Pisa-Bianco, intesa totale ma si attende il Monza. Sul mercato fari accesi su Aebischer e Di Mario
I nerazzurri condividono già le strategie con il tecnico foggiano, vincolato ai brianzoli fino al 2028. Per il centrocampista elvetico c'è l'interesse di Cagliari, Sassuolo e Genoa, mentre per la corsia mancina spunta l'ipotesi Di Mario
PISA – Il Pisa resta alla finestra e attende che si completi l’ultimo passaggio prima di poter ufficializzare Paolo Bianco come nuovo
allenatore. La scelta della società nerazzurra è stata fatta da tempo, ma il tecnico foggiano deve prima definire la propria posizione con il Monza. Dopo la promozione in Serie A conquistata alla guida dei brianzoli, per Bianco è infatti scattato il rinnovo automatico del contratto fino al 2028. Nonostante il traguardo raggiunto, l’allenatore ha maturato la decisione di non proseguire la propria esperienza in Lombardia e ha accettato la proposta del Pisa, deciso ad affidargli il progetto di rilancio dopo la retrocessione in Serie B.
Mentre il club pisano continua ad attendere fiducioso lo sblocco definitivo della situazione tra il nuovo tecnico e i brianzoli, il Monza si sta già muovendo per individuare il successore. La dirigenza biancorossa avrebbe individuato in Ivan Juric il candidato principale per la panchina. Una volta chiusa la vicenda tra Bianco e il Monza, il club nerazzurro potrà procedere con l’annuncio ufficiale dell’allenatore chiamato a guidare la squadra nella prossima stagione di Serie B. Ciò però non significa che Bianco non stia lavorando già col Pisa: programmi e strategie sono già condivisi tra le parti e non c’è certo bisogno dell’ufficialità, legata a questioni legali e burocratiche, per impostare il lavoro dei prossimi mesi.
La retrocessione del Pisa non ha intaccato il valore internazionale di Michel Aebischer.
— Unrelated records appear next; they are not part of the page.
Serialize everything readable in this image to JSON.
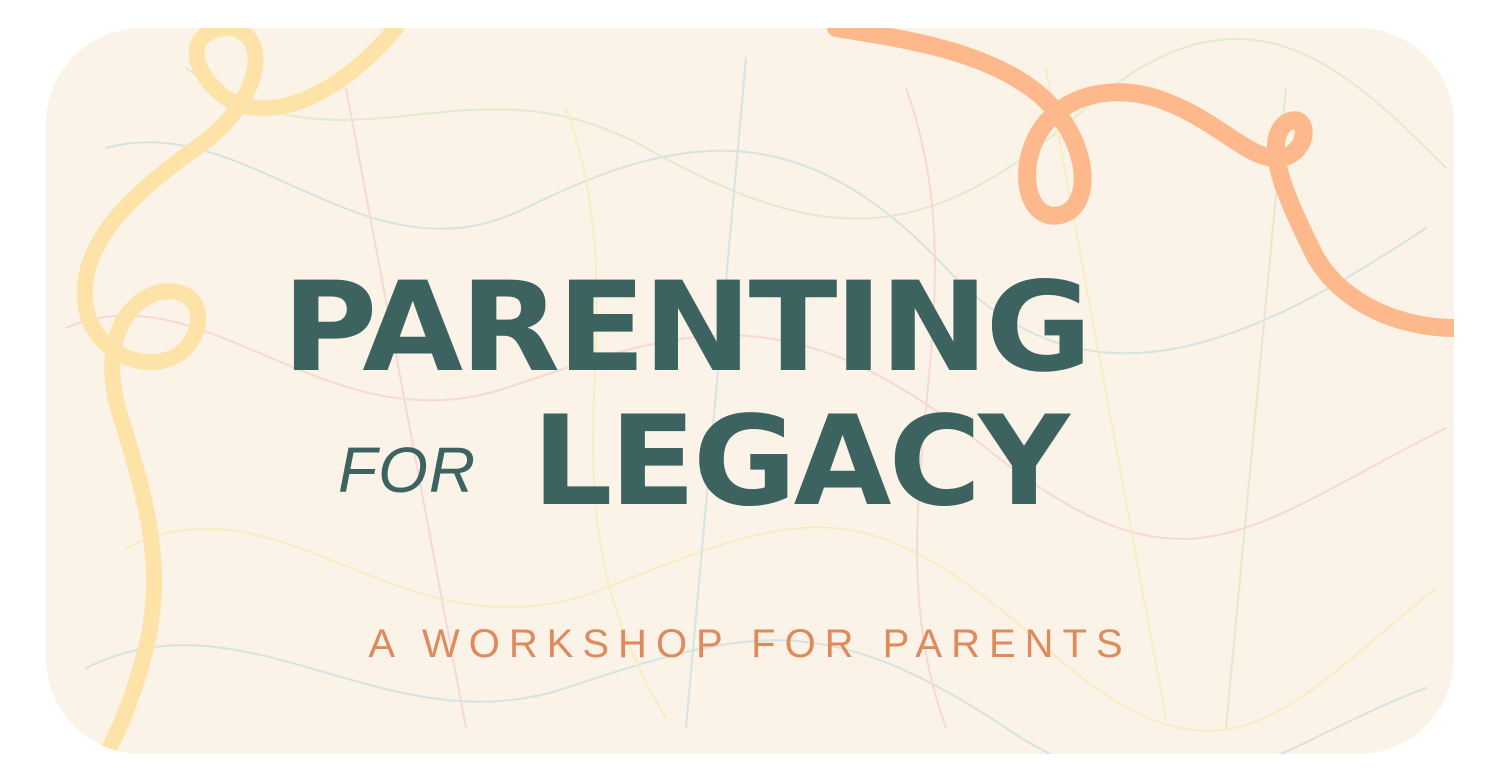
{
  "banner": {
    "title_line1": "PARENTING",
    "title_for": "FOR",
    "title_line2": "LEGACY",
    "subtitle": "A WORKSHOP FOR PARENTS"
  },
  "colors": {
    "background": "#fbf3e7",
    "title": "#3c6360",
    "subtitle": "#e08a5c",
    "left_squiggle": "#fde3a7",
    "right_squiggle": "#fdb98c"
  },
  "decorations": {
    "left": "yellow-squiggle-line",
    "right": "peach-squiggle-line",
    "texture": "crayon-scribble-texture"
  }
}
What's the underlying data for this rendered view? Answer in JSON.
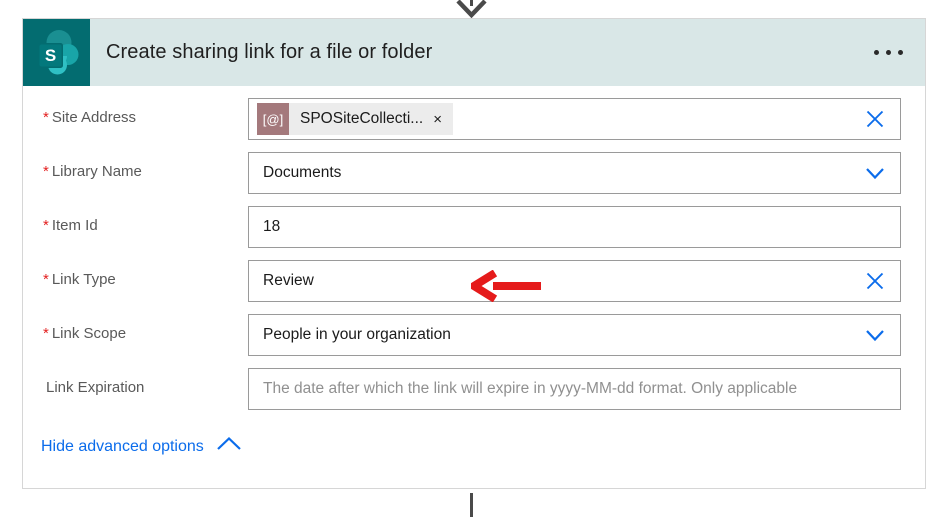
{
  "connectors": {
    "top_arrow_icon": "arrow-down-icon",
    "bottom_line_icon": "connector-line-icon",
    "color": "#4a4a4a"
  },
  "card": {
    "header": {
      "app_icon": "sharepoint-icon",
      "title": "Create sharing link for a file or folder",
      "overflow_label": "...",
      "background": "#d9e7e7",
      "icon_background": "#036c70"
    },
    "fields": [
      {
        "label": "Site Address",
        "required": true,
        "required_marker": "*",
        "type": "token",
        "token": {
          "icon_glyph": "[@]",
          "icon_name": "dynamic-content-icon",
          "text": "SPOSiteCollecti...",
          "close_glyph": "×"
        },
        "affordance": "clear-icon"
      },
      {
        "label": "Library Name",
        "required": true,
        "required_marker": "*",
        "type": "dropdown",
        "value": "Documents",
        "affordance": "chevron-down-icon"
      },
      {
        "label": "Item Id",
        "required": true,
        "required_marker": "*",
        "type": "text",
        "value": "18",
        "affordance": "none"
      },
      {
        "label": "Link Type",
        "required": true,
        "required_marker": "*",
        "type": "text",
        "value": "Review",
        "affordance": "clear-icon"
      },
      {
        "label": "Link Scope",
        "required": true,
        "required_marker": "*",
        "type": "dropdown",
        "value": "People in your organization",
        "affordance": "chevron-down-icon"
      },
      {
        "label": "Link Expiration",
        "required": false,
        "required_marker": "",
        "type": "text",
        "value": "",
        "placeholder": "The date after which the link will expire in yyyy-MM-dd format. Only applicable",
        "affordance": "none"
      }
    ],
    "advanced_options": {
      "label": "Hide advanced options",
      "icon": "chevron-up-icon",
      "color": "#0b6ceb"
    }
  },
  "annotation": {
    "type": "arrow-left",
    "color": "#e51b1b",
    "target": "Link Type"
  },
  "colors": {
    "accent_blue": "#0b6ceb",
    "required_red": "#e32020",
    "annotation_red": "#e51b1b",
    "sharepoint_teal": "#036c70",
    "header_band": "#d9e7e7",
    "token_icon": "#a4797c"
  }
}
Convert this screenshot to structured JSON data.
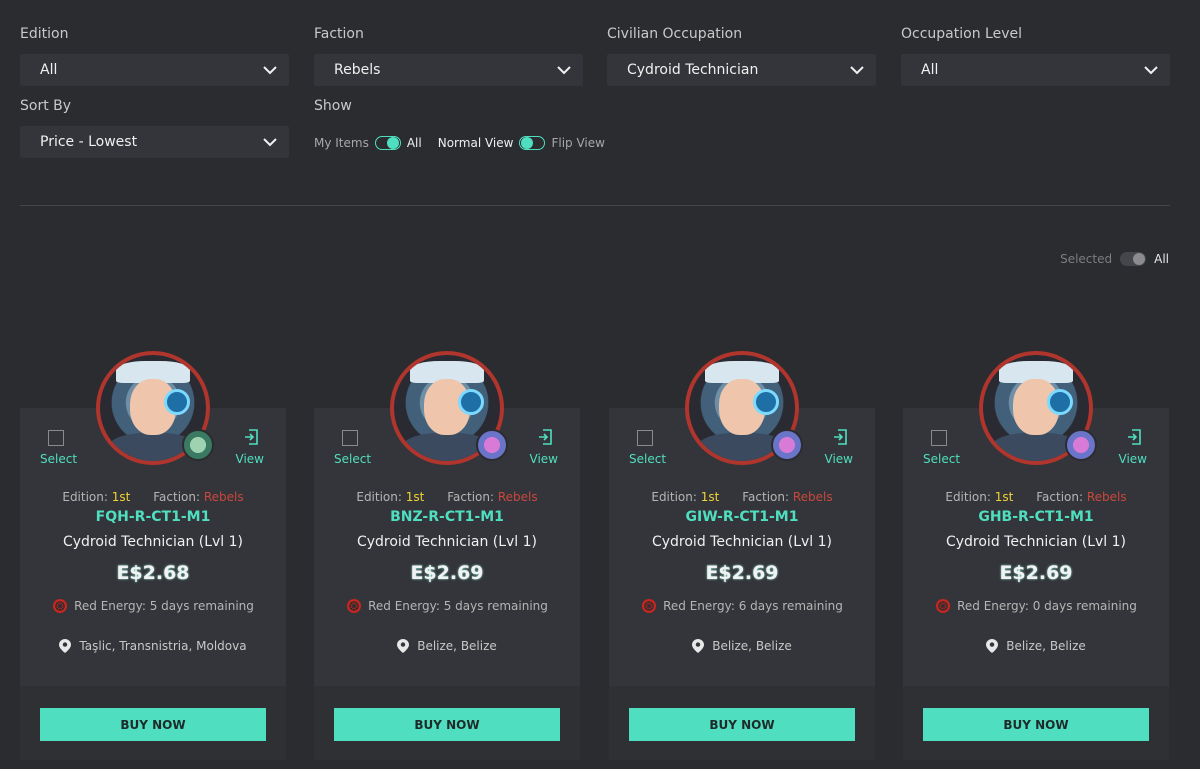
{
  "filters": [
    {
      "label": "Edition",
      "value": "All"
    },
    {
      "label": "Faction",
      "value": "Rebels"
    },
    {
      "label": "Civilian Occupation",
      "value": "Cydroid Technician"
    },
    {
      "label": "Occupation Level",
      "value": "All"
    },
    {
      "label": "Sort By",
      "value": "Price - Lowest"
    }
  ],
  "show": {
    "label": "Show",
    "my_items": "My Items",
    "all": "All",
    "normal_view": "Normal View",
    "flip_view": "Flip View"
  },
  "selected_toggle": {
    "selected": "Selected",
    "all": "All"
  },
  "card_common": {
    "edition_label": "Edition:",
    "edition_value": "1st",
    "faction_label": "Faction:",
    "faction_value": "Rebels",
    "occupation": "Cydroid Technician (Lvl 1)",
    "select_label": "Select",
    "view_label": "View",
    "buy_label": "BUY NOW"
  },
  "cards": [
    {
      "code": "FQH-R-CT1-M1",
      "price": "E$2.68",
      "energy": "Red Energy: 5 days remaining",
      "location": "Taşlic, Transnistria, Moldova",
      "badge": "green"
    },
    {
      "code": "BNZ-R-CT1-M1",
      "price": "E$2.69",
      "energy": "Red Energy: 5 days remaining",
      "location": "Belize, Belize",
      "badge": "purple"
    },
    {
      "code": "GIW-R-CT1-M1",
      "price": "E$2.69",
      "energy": "Red Energy: 6 days remaining",
      "location": "Belize, Belize",
      "badge": "purple"
    },
    {
      "code": "GHB-R-CT1-M1",
      "price": "E$2.69",
      "energy": "Red Energy: 0 days remaining",
      "location": "Belize, Belize",
      "badge": "purple"
    }
  ],
  "colors": {
    "accent": "#4fdfc0",
    "faction": "#c9473c",
    "edition": "#f0d236",
    "background": "#2b2c30"
  }
}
Anzi, per l’elvetico si sono spalancate le porte del Mondiale 2026, dove ha bagnato il suo debutto con una solida prestazione da titolare nel pareggio per 1-1 contro il Qatar. Proprio dal ritiro della nazionale, il giocatore classe 1997 ha espresso chiaramente la sua volontà: la scelta di Pisa si è rivelata giusta per la sua crescita personale, ma la cadetteria gli va stretta. Il suo obiettivo dichiarato è continuare a giocare in uno dei cinque principali campionati europei, con Italia e Germania in cima alla lista delle preferenze. A tal proposito in Serie A si registra il forte interesse di tre club: Cagliari, Sassuolo e Genoa si sono già mossi per chiedere informazioni concrete sul centrocampista, il cui riscatto dal Bologna a favore del Pisa – fissato a 4,5 milioni – è scattato lo scorso inverno. Non mancano i sondaggi esplorativi provenienti dalla Bundesliga: pur non essendoci conferme dal mondo dei procuratori, si parla di voci relative a un possibile interessamento specifico da parte di Amburgo e Augsburg.
Sul fronte delle entrate – o dei giovani fari del campionato – uno dei nomi caldi per la corsia mancina, dove pare il Pisa possa concretamente intervenire anche qualora perdesse Angori a fronte di un’offerta importante, è quello di Stefano Di Mario, autore di un’ottima e continua stagione in Serie B con la maglia della Virtus Entella con 37 presenze complessive. Il Palermo, stando a quanto registriamo, ha deciso di rompere gli indugi, mettendo sul piatto un’offerta da 1,5 milioni di euro per assicurarsi le prestazioni del giovane esterno. L’Entella però valuta il ragazzo almeno 2 milioni di euro e non sembra intenzionata a fare sconti, forte di un contratto a lungo termine con scadenza 2029 firmato solo un anno fa. È qui che si inserisce la posizione del Pisa: i nerazzurri, insieme a Verona e Cremonese, si sono limitati per ora a semplici richieste di informazioni per capire la fattibilità dell’operazione. Negli ambienti di mercato, la sensazione è che le voci su un inserimento prepotente di queste tre squadre vengano fatte circolare per alimentare un’asta e spingere il Palermo ad alzare l’offerta fino alla cifra tonda richiesta dall’Entella.